Leasing firm executives told CNBC that many of their customers are extending leases, with new planes hard to find.

Steven Udvar-Hazy, executive chairman of Los Angeles-based Air Lease, said that the company’s lease extension rate is nearing a never-before-seen 90%, and that it usually runs about 65% to 75%.

“We’re seeing a lot of lease extensions on planes that a year ago we projected that we would have to remarket,” said Udvar-Hazy. That means the company doesn’t have to worry about transition costs and it gives the lessor a steady stream of income.

The trend is the result of a resurgence in airline bookings while Boeing and Airbus – still recovering from a demand and production lull during the earlier days of the pandemic along with supply chain issues – are unable to ramp up production as much as they would like to.

Global passenger traffic rose in 76% in June from a year earlier, but is still down about 29% compared with before the pandemic, according to the International Air Transport Association’s latest available data.

Hazy said interest rates would have to climb higher and remain elevated to significantly dent travel demand.
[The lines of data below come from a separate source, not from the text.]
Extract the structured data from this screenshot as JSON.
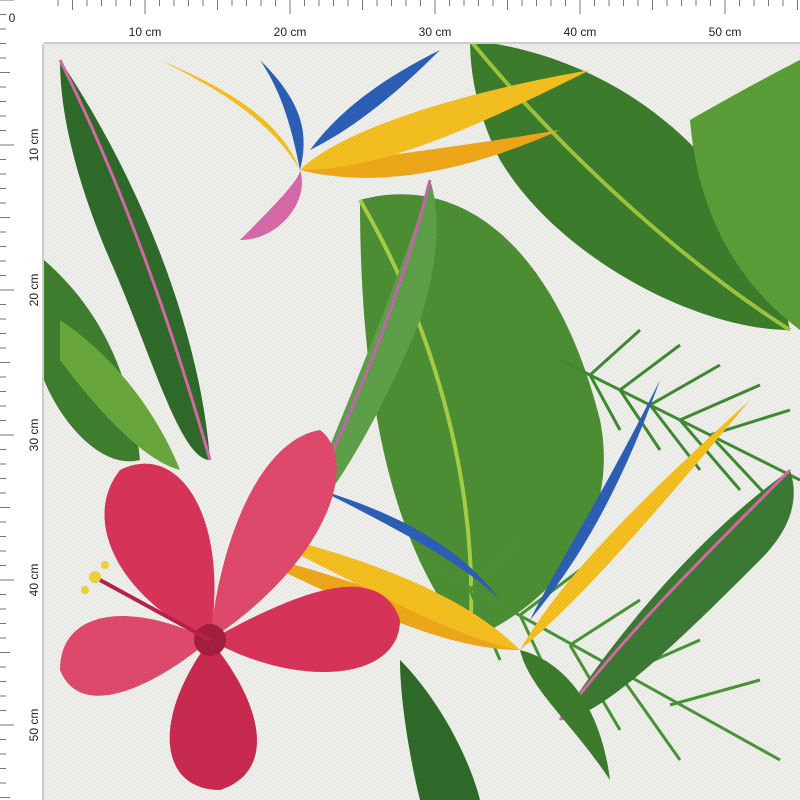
{
  "ruler": {
    "origin_label": "0",
    "top_labels": [
      "10 cm",
      "20 cm",
      "30 cm",
      "40 cm",
      "50 cm"
    ],
    "left_labels": [
      "10 cm",
      "20 cm",
      "30 cm",
      "40 cm",
      "50 cm"
    ]
  },
  "pattern": {
    "motifs": [
      "hibiscus-flower",
      "bird-of-paradise-flower",
      "banana-leaf",
      "palm-frond"
    ],
    "colors": {
      "background": "#efefec",
      "leaf_dark": "#2f6b2a",
      "leaf_mid": "#4d8f35",
      "leaf_light": "#9cc63f",
      "hibiscus": "#d8345a",
      "bird_orange": "#f0a81a",
      "bird_blue": "#2d5fb6",
      "leaf_edge_pink": "#d86aa8"
    }
  }
}
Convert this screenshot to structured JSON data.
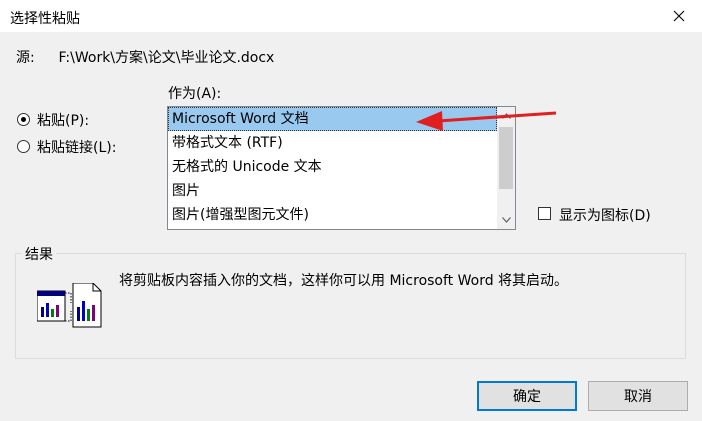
{
  "window": {
    "title": "选择性粘贴"
  },
  "source": {
    "label": "源:",
    "path": "F:\\Work\\方案\\论文\\毕业论文.docx"
  },
  "options": {
    "paste_label": "粘贴(P):",
    "paste_link_label": "粘贴链接(L):",
    "selected": "paste"
  },
  "as": {
    "label": "作为(A):",
    "items": [
      "Microsoft Word 文档",
      "带格式文本 (RTF)",
      "无格式的 Unicode 文本",
      "图片",
      "图片(增强型图元文件)"
    ],
    "selected_index": 0
  },
  "display_as_icon": {
    "label": "显示为图标(D)",
    "checked": false
  },
  "result": {
    "group_label": "结果",
    "text": "将剪贴板内容插入你的文档，这样你可以用 Microsoft Word 将其启动。"
  },
  "buttons": {
    "ok": "确定",
    "cancel": "取消"
  },
  "colors": {
    "selection": "#99c9ef",
    "annotation_arrow": "#e02020"
  },
  "icons": {
    "close": "close-icon",
    "result": "embedded-document-icon"
  }
}
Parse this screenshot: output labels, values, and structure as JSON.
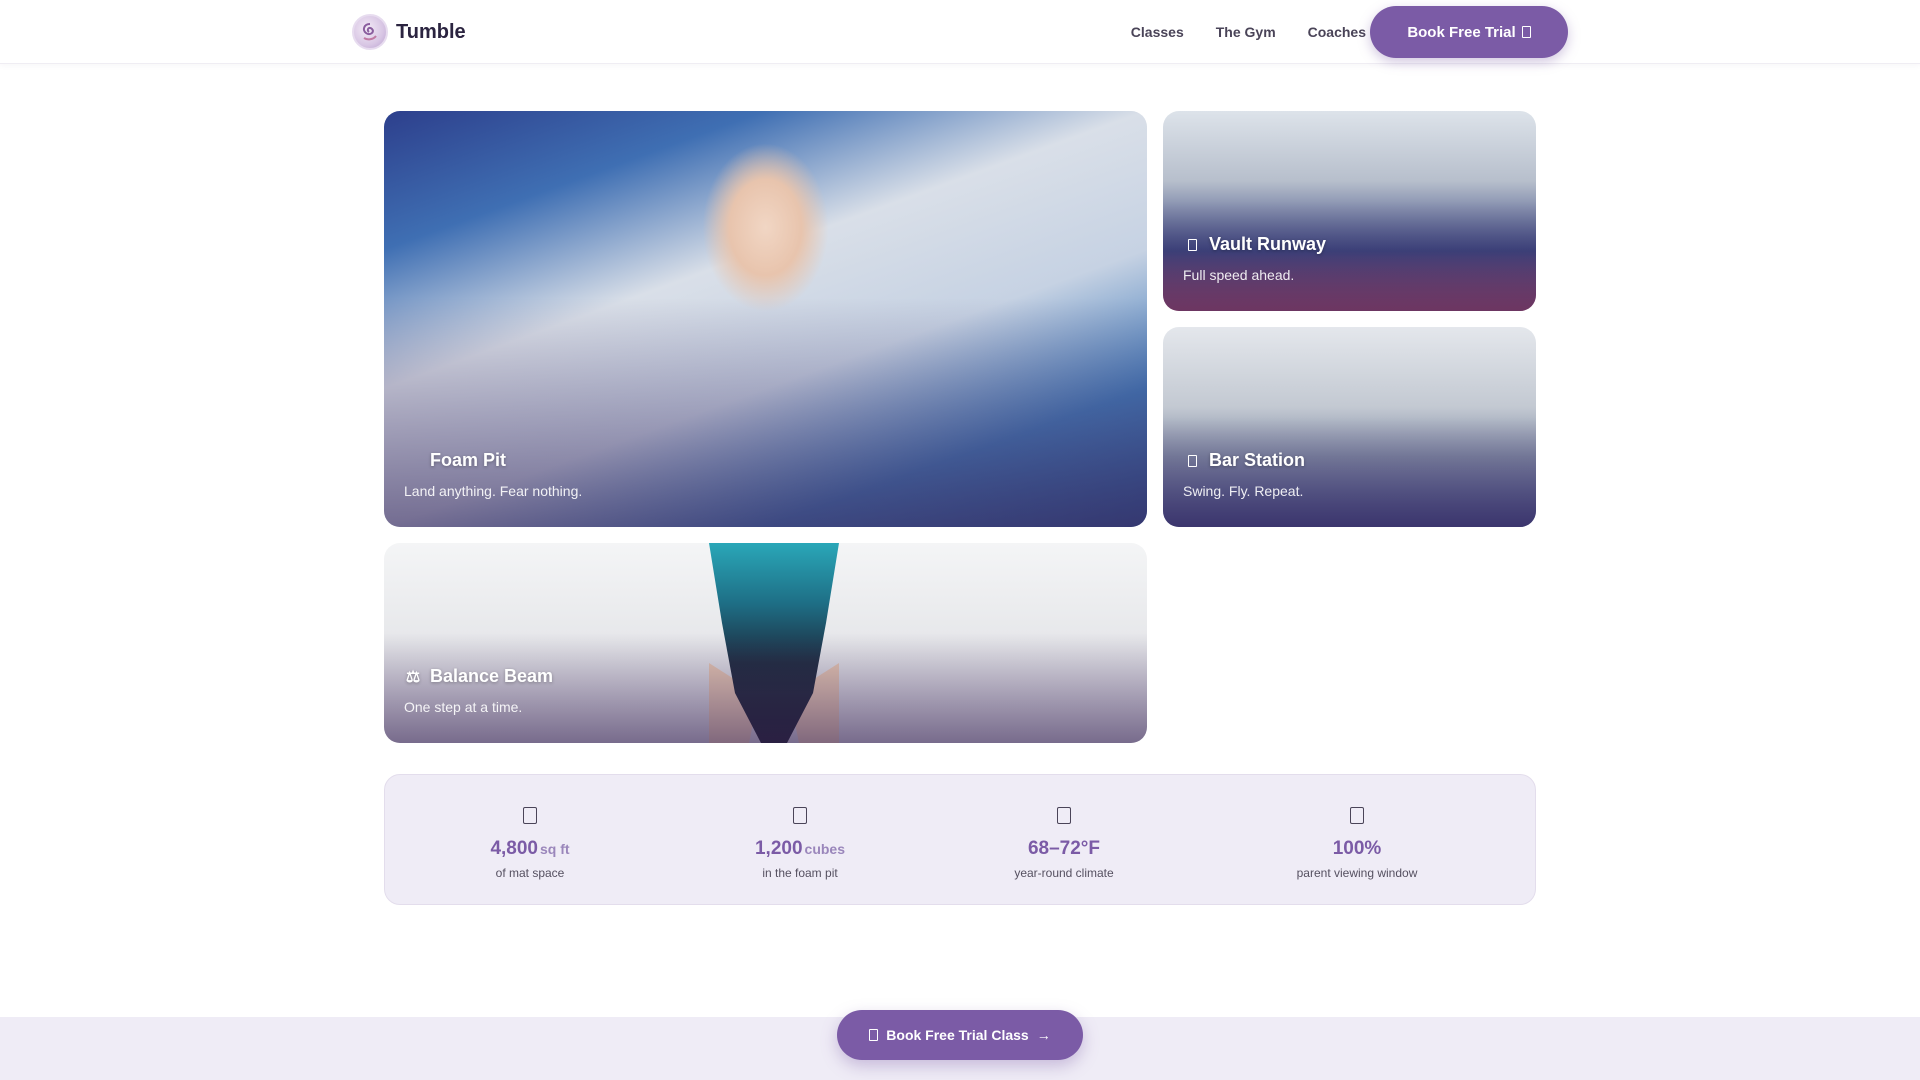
{
  "brand": {
    "name": "Tumble"
  },
  "nav": {
    "items": [
      {
        "label": "Classes"
      },
      {
        "label": "The Gym"
      },
      {
        "label": "Coaches"
      }
    ],
    "cta_label": "Book Free Trial"
  },
  "gallery": {
    "cards": [
      {
        "title": "Foam Pit",
        "subtitle": "Land anything. Fear nothing.",
        "icon": "cube-icon"
      },
      {
        "title": "Vault Runway",
        "subtitle": "Full speed ahead.",
        "icon": "runner-icon"
      },
      {
        "title": "Bar Station",
        "subtitle": "Swing. Fly. Repeat.",
        "icon": "bar-icon"
      },
      {
        "title": "Balance Beam",
        "subtitle": "One step at a time.",
        "icon": "balance-scale-icon",
        "icon_glyph": "⚖"
      }
    ]
  },
  "stats": [
    {
      "value": "4,800",
      "unit": "sq ft",
      "label": "of mat space",
      "icon": "mat-icon"
    },
    {
      "value": "1,200",
      "unit": "cubes",
      "label": "in the foam pit",
      "icon": "cube-icon"
    },
    {
      "value": "68–72°F",
      "unit": "",
      "label": "year-round climate",
      "icon": "thermometer-icon"
    },
    {
      "value": "100%",
      "unit": "",
      "label": "parent viewing window",
      "icon": "eye-icon"
    }
  ],
  "footer": {
    "cta_label": "Book Free Trial Class",
    "cta_arrow": "→"
  },
  "colors": {
    "accent": "#7b5ba6",
    "stats_bg": "#efecf6",
    "text_dark": "#2b2440"
  }
}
For now, airlines are “now looking at a world where they can actually deploy more aircraft,” said Andy Cronin, Dublin-based Avolon’s CEO designate. “We’re definitely seeing a shortage of aircraft and accelerating demand over and above what we would have expected at this stage.”
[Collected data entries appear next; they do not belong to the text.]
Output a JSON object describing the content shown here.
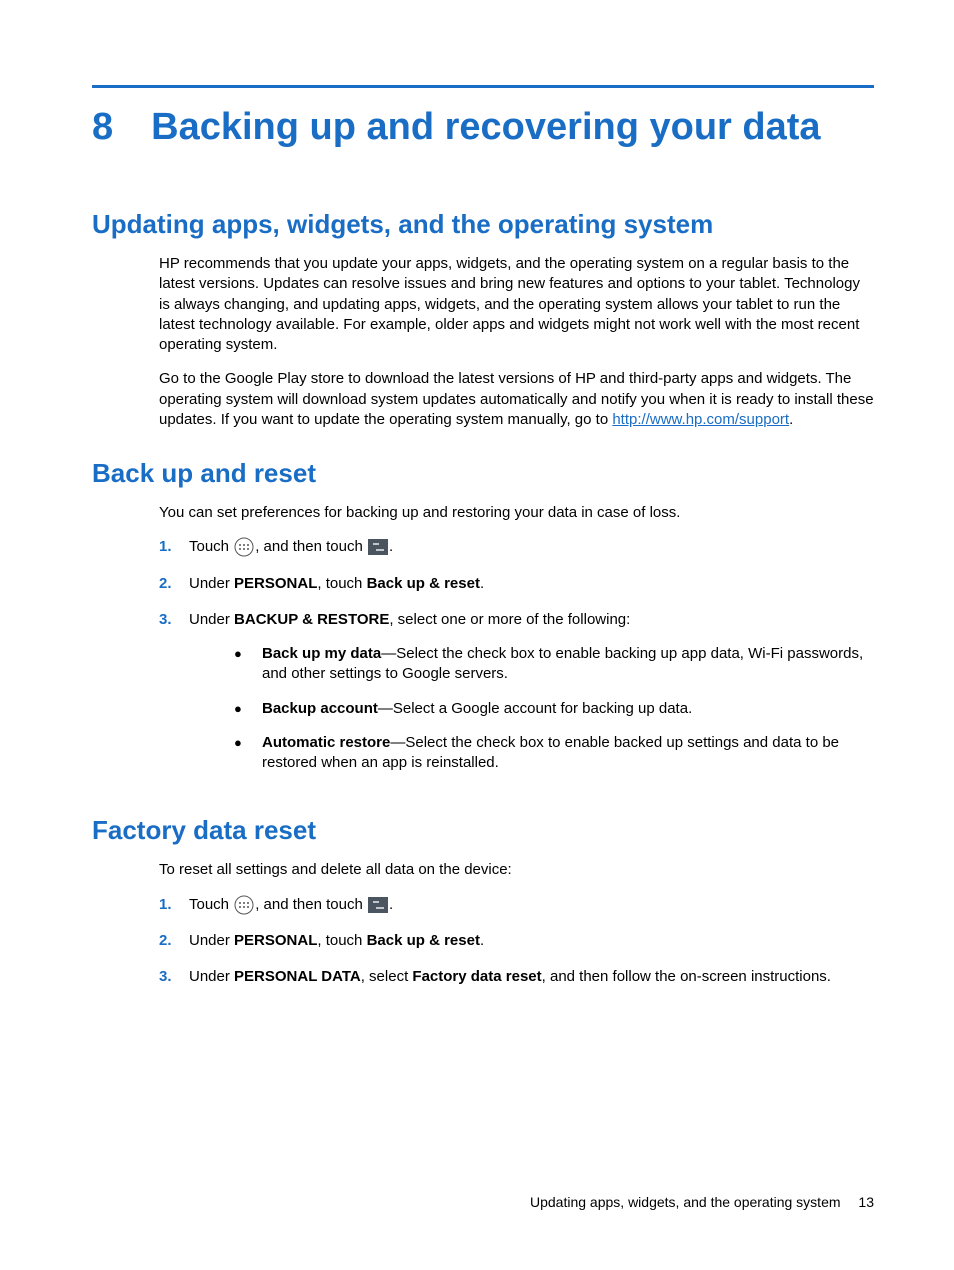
{
  "chapter": {
    "number": "8",
    "title": "Backing up and recovering your data"
  },
  "section1": {
    "heading": "Updating apps, widgets, and the operating system",
    "p1": "HP recommends that you update your apps, widgets, and the operating system on a regular basis to the latest versions. Updates can resolve issues and bring new features and options to your tablet. Technology is always changing, and updating apps, widgets, and the operating system allows your tablet to run the latest technology available. For example, older apps and widgets might not work well with the most recent operating system.",
    "p2a": "Go to the Google Play store to download the latest versions of HP and third-party apps and widgets. The operating system will download system updates automatically and notify you when it is ready to install these updates. If you want to update the operating system manually, go to ",
    "link": "http://www.hp.com/support",
    "p2b": "."
  },
  "section2": {
    "heading": "Back up and reset",
    "intro": "You can set preferences for backing up and restoring your data in case of loss.",
    "steps": {
      "s1a": "Touch ",
      "s1b": ", and then touch ",
      "s1c": ".",
      "s2a": "Under ",
      "s2b": "PERSONAL",
      "s2c": ", touch ",
      "s2d": "Back up & reset",
      "s2e": ".",
      "s3a": "Under ",
      "s3b": "BACKUP & RESTORE",
      "s3c": ", select one or more of the following:",
      "b1a": "Back up my data",
      "b1b": "—Select the check box to enable backing up app data, Wi-Fi passwords, and other settings to Google servers.",
      "b2a": "Backup account",
      "b2b": "—Select a Google account for backing up data.",
      "b3a": "Automatic restore",
      "b3b": "—Select the check box to enable backed up settings and data to be restored when an app is reinstalled."
    },
    "nums": {
      "n1": "1.",
      "n2": "2.",
      "n3": "3."
    },
    "bullet": "●"
  },
  "section3": {
    "heading": "Factory data reset",
    "intro": "To reset all settings and delete all data on the device:",
    "steps": {
      "s1a": "Touch ",
      "s1b": ", and then touch ",
      "s1c": ".",
      "s2a": "Under ",
      "s2b": "PERSONAL",
      "s2c": ", touch ",
      "s2d": "Back up & reset",
      "s2e": ".",
      "s3a": "Under ",
      "s3b": "PERSONAL DATA",
      "s3c": ", select ",
      "s3d": "Factory data reset",
      "s3e": ", and then follow the on-screen instructions."
    }
  },
  "footer": {
    "text": "Updating apps, widgets, and the operating system",
    "page": "13"
  }
}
Cronin said lease rates for Boeing Maxes and Airbus A320neos have risen by 10%-15% so far this year.

Supply chain problems and labor constraints have challenged manufacturers from increasing production. Part of the issue stems from sanctions on Russia that have crimped titanium supplies since that country’s invasion of Ukraine in February.

Raytheon‘s CEO, Greg Hayes, last month acknowledged that some customers would feel the impact from supply shortages. “Now we’re not talking about dozens and dozens of aircraft, but you’re talking five to 10 airplanes … that are going to be without engines because we don’t have the titanium forgings that we had expected to get this year,” Hayes said on an earnings call last month, referring to the conglomerate’s Pratt & Whitney engine unit.

“We’ll work through it, but it’s not going to be without a little bit of pain to our customers.”